Frederic_Klein · June 21, 2023, 4:42pm

Dear community
Context: Atlas M20 cluster, a collection with unexpected about 4 millions documents, still counting.
I am about to add a new field to my documents (nodejs migration script). This field will be a string to be considered as an enum (<5 different values).
The value will be taken from an existing field on which I am currently querying with regex.
I am expecting a performance improvement.
In addition I am considering adding an index on this new field.
Here my questions:

can I expect an even bigger performance boost when querying on this newly indexed field (equality only) ?
should I add the index before migrating the documents with new field value or should I first migrate all documents with the new field and then create the index?
how long will the collection be locked by the index creation process preventing writes?

chris · June 22, 2023, 1:59pm

If the field(or the one you are sourcing from) was not indexed, then yes you will see a performance increase, as the query will perform an index scan instead of a collection scan.

Hovever the low cardinality of the index won’t be as performant as one with higher cardinality.

Its is probably more efficient to do it afterwards. If you create it beforehand there will be an additional 4M index entries to update when you run your migration, the non existing field is indexed as null. But with this number of documents you are unlikely to notice the difference.

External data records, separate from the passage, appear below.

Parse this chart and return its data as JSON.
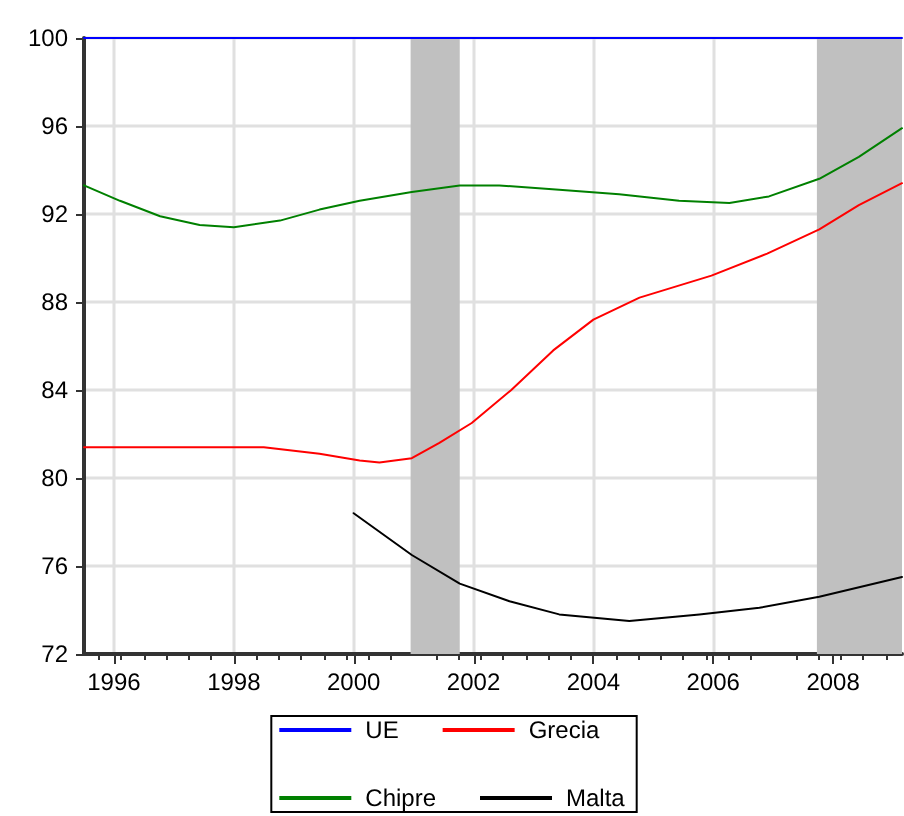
{
  "chart_data": {
    "type": "line",
    "xlim": [
      1995.5,
      2009.15
    ],
    "ylim": [
      72,
      100
    ],
    "yticks": [
      72,
      76,
      80,
      84,
      88,
      92,
      96,
      100
    ],
    "xticks": [
      1996,
      1998,
      2000,
      2002,
      2004,
      2006,
      2008
    ],
    "grid": true,
    "legend": "bottom",
    "line_style": "solid",
    "marker": "none",
    "bands": [
      {
        "axis": "x",
        "from": 2000.95,
        "to": 2001.77,
        "color": "#c0c0c0"
      },
      {
        "axis": "x",
        "from": 2007.73,
        "to": 2009.15,
        "color": "#c0c0c0"
      }
    ],
    "series": [
      {
        "name": "UE",
        "color": "#0000ff",
        "x": [
          1995.5,
          2009.15
        ],
        "values": [
          100,
          100
        ]
      },
      {
        "name": "Grecia",
        "color": "#ff0000",
        "x": [
          1995.5,
          1996.5,
          1997.5,
          1998.5,
          1999.43,
          2000.1,
          2000.43,
          2000.97,
          2001.43,
          2001.97,
          2002.63,
          2003.33,
          2004,
          2004.77,
          2005.97,
          2006.9,
          2007.77,
          2008.43,
          2009.15
        ],
        "values": [
          81.4,
          81.4,
          81.4,
          81.4,
          81.1,
          80.8,
          80.7,
          80.9,
          81.6,
          82.5,
          84.0,
          85.8,
          87.2,
          88.2,
          89.2,
          90.2,
          91.3,
          92.4,
          93.4
        ]
      },
      {
        "name": "Chipre",
        "color": "#008000",
        "x": [
          1995.5,
          1996.1,
          1996.77,
          1997.43,
          1998,
          1998.77,
          1999.43,
          2000.1,
          2000.97,
          2001.77,
          2002.43,
          2003.43,
          2004.43,
          2005.43,
          2006.27,
          2006.93,
          2007.77,
          2008.43,
          2009.15
        ],
        "values": [
          93.3,
          92.6,
          91.9,
          91.5,
          91.4,
          91.7,
          92.2,
          92.6,
          93.0,
          93.3,
          93.3,
          93.1,
          92.9,
          92.6,
          92.5,
          92.8,
          93.6,
          94.6,
          95.9
        ]
      },
      {
        "name": "Malta",
        "color": "#000000",
        "x": [
          2000,
          2000.97,
          2001.77,
          2002.6,
          2003.43,
          2004.6,
          2005.77,
          2006.77,
          2007.77,
          2009.15
        ],
        "values": [
          78.4,
          76.5,
          75.2,
          74.4,
          73.8,
          73.5,
          73.8,
          74.1,
          74.6,
          75.5
        ]
      }
    ]
  }
}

Later versions of MongoDB(4.2+) only lock the collection at the start and end of the build. In my experience this is a very short period.

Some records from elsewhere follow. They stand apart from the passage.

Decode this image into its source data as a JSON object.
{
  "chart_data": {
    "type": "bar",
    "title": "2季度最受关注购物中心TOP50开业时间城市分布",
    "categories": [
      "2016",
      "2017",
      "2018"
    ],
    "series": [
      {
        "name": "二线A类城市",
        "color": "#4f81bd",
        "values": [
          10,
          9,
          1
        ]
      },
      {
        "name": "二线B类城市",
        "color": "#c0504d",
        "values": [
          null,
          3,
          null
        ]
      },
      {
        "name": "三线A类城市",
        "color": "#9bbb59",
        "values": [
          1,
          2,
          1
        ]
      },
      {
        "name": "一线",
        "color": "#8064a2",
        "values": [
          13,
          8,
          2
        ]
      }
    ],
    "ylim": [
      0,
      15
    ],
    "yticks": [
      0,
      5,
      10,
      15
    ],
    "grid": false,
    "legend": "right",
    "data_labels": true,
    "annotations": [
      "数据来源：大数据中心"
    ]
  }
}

If you have a Pre-Prod cluster test there beforehand to see how you applications perform.

Wuth dedicated Atlas tiers (M10+) you can use a rolling index build to avoid any performance impact from building an index. However there will be a step-down of the primary when it comes to build on that member. I just mention this for completeness not that I think you need it.

Frederic_Klein · June 22, 2023, 3:13pm

Thanks a lot @chris for these answers.
I am running version 5.0.18 on GCP.

When you say “a very short period”, what should I understand: a couple of seconds (2, 5, 10) or minutes?
What will happen to writes (inserts) during that time?

In your experience, how long should I expect the index to build for e.g. 6M entries by next Sunday (lower load on that day)?

And after the index is built, is it a good idea to let my migration script run at full speed, possibly hammering hard on the opcounters or should I rather throttle it?

In addition, I noticed that, although I am querying an aggregation pipeline having as first stage a $match on a range of a non indexed Date (timestamp) field and as second stage a $match ($ne) on another non indexed String field that can hold 3 different values, the Performance Advisor still does not suggest any index.
Any idea why not?
Is it considering that the potential performance improvement would not compensate the cost of the index?